Local LLMs versus offline Wikipedia
Combining Local LLMs and Offline Wikipedia
- Many see this as a clear “why not both”: use a small local LLM as an interface and Wikipedia (e.g., Kiwix/zim, SQLite+FTS, vector DBs) as the factual store.
- Several mention RAG examples over Wikipedia, local vector indices, and using tiny models (0.6–4B params) that run even on weak hardware or mobile.
- Proposed workflows: LLM interprets vague questions → returns topic list / file links → user reads the actual articles to avoid hallucinations.
Hardware, Cost, and Access
- Debate over “just buy a better laptop”: some argue professionals routinely invest thousands in tools; others counter that outside top US salaries, a good laptop can represent a large share of annual income.

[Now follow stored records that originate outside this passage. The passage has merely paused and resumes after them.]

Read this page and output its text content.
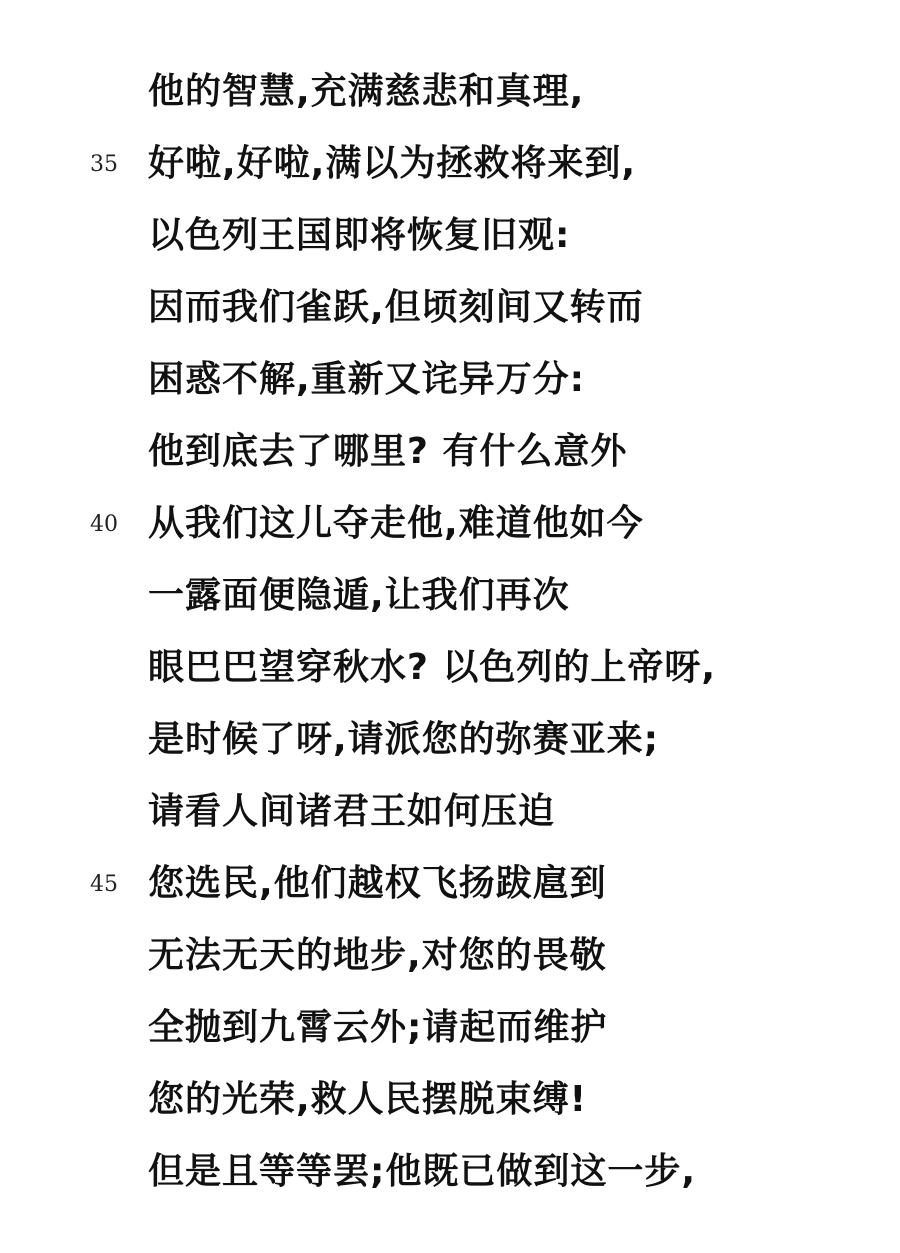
他的智慧,充满慈悲和真理,
35 好啦,好啦,满以为拯救将来到,
以色列王国即将恢复旧观:
因而我们雀跃,但顷刻间又转而
困惑不解,重新又诧异万分:
他到底去了哪里? 有什么意外
40 从我们这儿夺走他,难道他如今
一露面便隐遁,让我们再次
眼巴巴望穿秋水? 以色列的上帝呀,
是时候了呀,请派您的弥赛亚来;
请看人间诸君王如何压迫
45 您选民,他们越权飞扬跋扈到
无法无天的地步,对您的畏敬
全抛到九霄云外;请起而维护
您的光荣,救人民摆脱束缚!
但是且等等罢;他既已做到这一步,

- There’s pushback on the idea that anyone posting on HN can trivially afford new hardware; affordability is framed as relative to local wages and equipment prices.
Offline / Doomsday Scenarios
- Original “reboot society with a USB stick” line sparks discussion of USBs preloaded with Wikipedia, manuals, and risk literature; some point to existing devices and products.
- Skeptics mock the idea that civilization collapses yet people still have laptops, solar panels, and time to browse USBs; others note serious preppers already plan for EMP-shielded gear and off-grid power.
- A government example: internal mirrors of Wikipedia/StackExchange on classified networks show large-scale “offline web” is already practiced.
- Several emphasize that in real survival situations, practiced skills matter more than giant archives.
LLMs vs Wikipedia: Comprehension, Reliability, Use
- Pro-LLM side: strength isn’t storage but “comprehension” of vague questions, adapting explanations, language-agnostic access, and synthesizing across domains.
- Critics: LLMs don’t truly “understand”, they guess; they can confidently give deadly or expensive advice (car repair, medical-like cases, infamous Hitler answer).
- Many argue Wikipedia (plus sources, talk pages, and cross-language comparison) remains more trustworthy for facts; LLMs work best as search-term translators, tutors, or frontends to real documents.
- There’s concern that people treat AI as an infallible oracle—likened to sci‑fi episodes where computers become de facto gods.
Compression, Data Scale, and Dumps
- One commenter estimates all digitized papers/books compress to ~5.5 TB—“three micro SD cards” worth—making massive offline libraries feasible.
- Specific Wikipedia dump sizes and Kiwix zim files are discussed; LLMs are noted as a kind of learned compression via next-token prediction.
Curation, Encyclopedias, and Benchmarks
- Some dream of a “Web minus spam/duplicates” super‑encyclopedia; others note curation effort is the hard part and liken it to reinventing Britannica or a library.
- Talk pages and revision history are highlighted as crucial context, especially for controversial topics.
- A few lament that LLM usefulness is mostly judged by anecdotes; they’d like more rigorous LLM‑vs‑traditional search benchmarks.